Sotto il profilo concettualmente sistematico dell’analisi del comportamento (Baer, Wolf, & Risley, 1968), il termine “bullismo” non può essere riferito a una classe di comportamento operante; piuttosto, sembra più connotare un giudizio circa il comportamento (Ross & Horner, 2009), per quanto senza dubbio rimandi a un quadro sindromico socialmente rilevante di comportamento problematico. Il BP-PBS e altri programmi di prevenzione del bullismo fondati sulle componenti fondamentali del PBIS probabilmente ottengono migliori risultati rispetto ad altri programmi di prevenzione in quanto definiscono operazionalmente il bullismo e progettano interventi basati sulla funzione dei comportamenti definiti quali bullismo. Il PB-BPS, ad esempio, si focalizza su una delle funzioni riferite più comunemente al bullismo – l’attenzione dei pari (Ross & Horner; si veda anche Peace, 2016).

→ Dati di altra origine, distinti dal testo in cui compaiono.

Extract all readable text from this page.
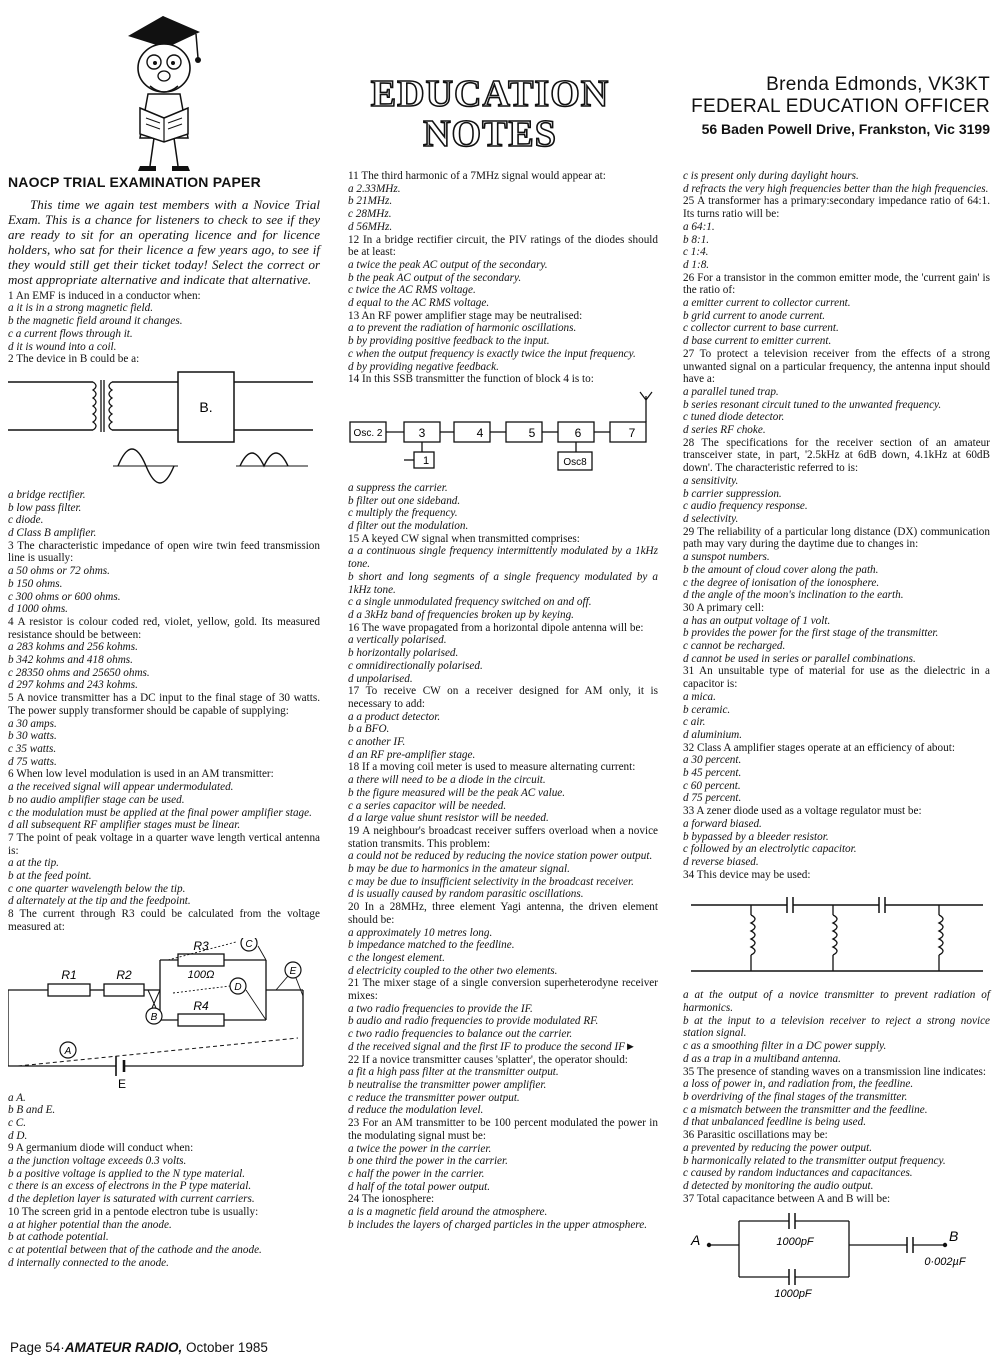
EDUCATION
NOTES
Brenda Edmonds, VK3KT
FEDERAL EDUCATION OFFICER
56 Baden Powell Drive, Frankston, Vic 3199
NAOCP TRIAL EXAMINATION PAPER
This time we again test members with a Novice Trial Exam. This is a chance for listeners to check to see if they are ready to sit for an operating licence and for licence holders, who sat for their licence a few years ago, to see if they would still get their ticket today! Select the correct or most appropriate alternative and indicate that alternative.
1 An EMF is induced in a conductor when:
a it is in a strong magnetic field.
b the magnetic field around it changes.
c a current flows through it.
d it is wound into a coil.
2 The device in B could be a:
B.
a bridge rectifier.
b low pass filter.
c diode.
d Class B amplifier.
3 The characteristic impedance of open wire twin feed transmission line is usually:
a 50 ohms or 72 ohms.
b 150 ohms.
c 300 ohms or 600 ohms.
d 1000 ohms.
4 A resistor is colour coded red, violet, yellow, gold. Its measured resistance should be between:
a 283 kohms and 256 kohms.
b 342 kohms and 418 ohms.
c 28350 ohms and 25650 ohms.
d 297 kohms and 243 kohms.
5 A novice transmitter has a DC input to the final stage of 30 watts. The power supply transformer should be capable of supplying:
a 30 amps.
b 30 watts.
c 35 watts.
d 75 watts.
6 When low level modulation is used in an AM transmitter:
a the received signal will appear undermodulated.
b no audio amplifier stage can be used.
c the modulation must be applied at the final power amplifier stage.
d all subsequent RF amplifier stages must be linear.
7 The point of peak voltage in a quarter wave length vertical antenna is:
a at the tip.
b at the feed point.
c one quarter wavelength below the tip.
d alternately at the tip and the feedpoint.
8 The current through R3 could be calculated from the voltage measured at:
R1	R2
R3
100Ω
R4
E
A
B
C
D
E
a A.
b B and E.
c C.
d D.
9 A germanium diode will conduct when:
a the junction voltage exceeds 0.3 volts.
b a positive voltage is applied to the N type material.
c there is an excess of electrons in the P type material.
d the depletion layer is saturated with current carriers.
10 The screen grid in a pentode electron tube is usually:
a at higher potential than the anode.
b at cathode potential.
c at potential between that of the cathode and the anode.
d internally connected to the anode.
11 The third harmonic of a 7MHz signal would appear at:
a 2.33MHz.
b 21MHz.
c 28MHz.
d 56MHz.
12 In a bridge rectifier circuit, the PIV ratings of the diodes should be at least:
a twice the peak AC output of the secondary.
b the peak AC output of the secondary.
c twice the AC RMS voltage.
d equal to the AC RMS voltage.
13 An RF power amplifier stage may be neutralised:
a to prevent the radiation of harmonic oscillations.
b by providing positive feedback to the input.
c when the output frequency is exactly twice the input frequency.
d by providing negative feedback.
14 In this SSB transmitter the function of block 4 is to:
Osc. 2	3	4	5	6	7
1	Osc8
a suppress the carrier.
b filter out one sideband.
c multiply the frequency.
d filter out the modulation.
15 A keyed CW signal when transmitted comprises:
a a continuous single frequency intermittently modulated by a 1kHz tone.
b short and long segments of a single frequency modulated by a 1kHz tone.
c a single unmodulated frequency switched on and off.
d a 3kHz band of frequencies broken up by keying.
16 The wave propagated from a horizontal dipole antenna will be:
a vertically polarised.
b horizontally polarised.
c omnidirectionally polarised.
d unpolarised.
17 To receive CW on a receiver designed for AM only, it is necessary to add:
a a product detector.
b a BFO.
c another IF.
d an RF pre-amplifier stage.
18 If a moving coil meter is used to measure alternating current:
a there will need to be a diode in the circuit.
b the figure measured will be the peak AC value.
c a series capacitor will be needed.
d a large value shunt resistor will be needed.
19 A neighbour's broadcast receiver suffers overload when a novice station transmits. This problem:
a could not be reduced by reducing the novice station power output.
b may be due to harmonics in the amateur signal.
c may be due to insufficient selectivity in the broadcast receiver.
d is usually caused by random parasitic oscillations.
20 In a 28MHz, three element Yagi antenna, the driven element should be:
a approximately 10 metres long.
b impedance matched to the feedline.
c the longest element.
d electricity coupled to the other two elements.
21 The mixer stage of a single conversion superheterodyne receiver mixes:
a two radio frequencies to provide the IF.
b audio and radio frequencies to provide modulated RF.
c two radio frequencies to balance out the carrier.
d the received signal and the first IF to produce the second IF►
22 If a novice transmitter causes 'splatter', the operator should:
a fit a high pass filter at the transmitter output.
b neutralise the transmitter power amplifier.
c reduce the transmitter power output.
d reduce the modulation level.
23 For an AM transmitter to be 100 percent modulated the power in the modulating signal must be:
a twice the power in the carrier.
b one third the power in the carrier.
c half the power in the carrier.
d half of the total power output.
24 The ionosphere:
a is a magnetic field around the atmosphere.
b includes the layers of charged particles in the upper atmosphere.
c is present only during daylight hours.
d refracts the very high frequencies better than the high frequencies.
25 A transformer has a primary:secondary impedance ratio of 64:1. Its turns ratio will be:
a 64:1.
b 8:1.
c 1:4.
d 1:8.
26 For a transistor in the common emitter mode, the 'current gain' is the ratio of:
a emitter current to collector current.
b grid current to anode current.
c collector current to base current.
d base current to emitter current.
27 To protect a television receiver from the effects of a strong unwanted signal on a particular frequency, the antenna input should have a:
a parallel tuned trap.
b series resonant circuit tuned to the unwanted frequency.
c tuned diode detector.
d series RF choke.
28 The specifications for the receiver section of an amateur transceiver state, in part, '2.5kHz at 6dB down, 4.1kHz at 60dB down'. The characteristic referred to is:
a sensitivity.
b carrier suppression.
c audio frequency response.
d selectivity.
29 The reliability of a particular long distance (DX) communication path may vary during the daytime due to changes in:
a sunspot numbers.
b the amount of cloud cover along the path.
c the degree of ionisation of the ionosphere.
d the angle of the moon's inclination to the earth.
30 A primary cell:
a has an output voltage of 1 volt.
b provides the power for the first stage of the transmitter.
c cannot be recharged.
d cannot be used in series or parallel combinations.
31 An unsuitable type of material for use as the dielectric in a capacitor is:
a mica.
b ceramic.
c air.
d aluminium.
32 Class A amplifier stages operate at an efficiency of about:
a 30 percent.
b 45 percent.
c 60 percent.
d 75 percent.
33 A zener diode used as a voltage regulator must be:
a forward biased.
b bypassed by a bleeder resistor.
c followed by an electrolytic capacitor.
d reverse biased.
34 This device may be used:
a at the output of a novice transmitter to prevent radiation of harmonics.
b at the input to a television receiver to reject a strong novice station signal.
c as a smoothing filter in a DC power supply.
d as a trap in a multiband antenna.
35 The presence of standing waves on a transmission line indicates:
a loss of power in, and radiation from, the feedline.
b overdriving of the final stages of the transmitter.
c a mismatch between the transmitter and the feedline.
d that unbalanced feedline is being used.
36 Parasitic oscillations may be:
a prevented by reducing the power output.
b harmonically related to the transmitter output frequency.
c caused by random inductances and capacitances.
d detected by monitoring the audio output.
37 Total capacitance between A and B will be:
A	1000pF
1000pF
B
0·002µF
Page 54·AMATEUR RADIO, October 1985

Siamo lontani dalla risoluzione del problema del bullismo tra gli studenti nelle scuole. Difatti, è probabile che alcuni tra i sistemi sociali in cui viviamo in realtà supportino comportamenti al di fuori del contesto scolastico che possono essere considerati quali bullismo. Il PBIS, tuttavia, rappresenta un esempio di come “sviluppare una tecnologia di adozione” (Heward, 2005, p. 337) contribuisca a portare l’analisi del comportamento nelle scuole – oltre 21000 scuole statunitensi hanno adottato il PBIS (Sugai et al., 2011) e stanno contribuendo a sottrarre terreno al bullismo.
Vorrei ringraziare il Dottor John Eshleman per i suoi commenti e suggerimenti, che hanno guidato la bozza finale di questo post.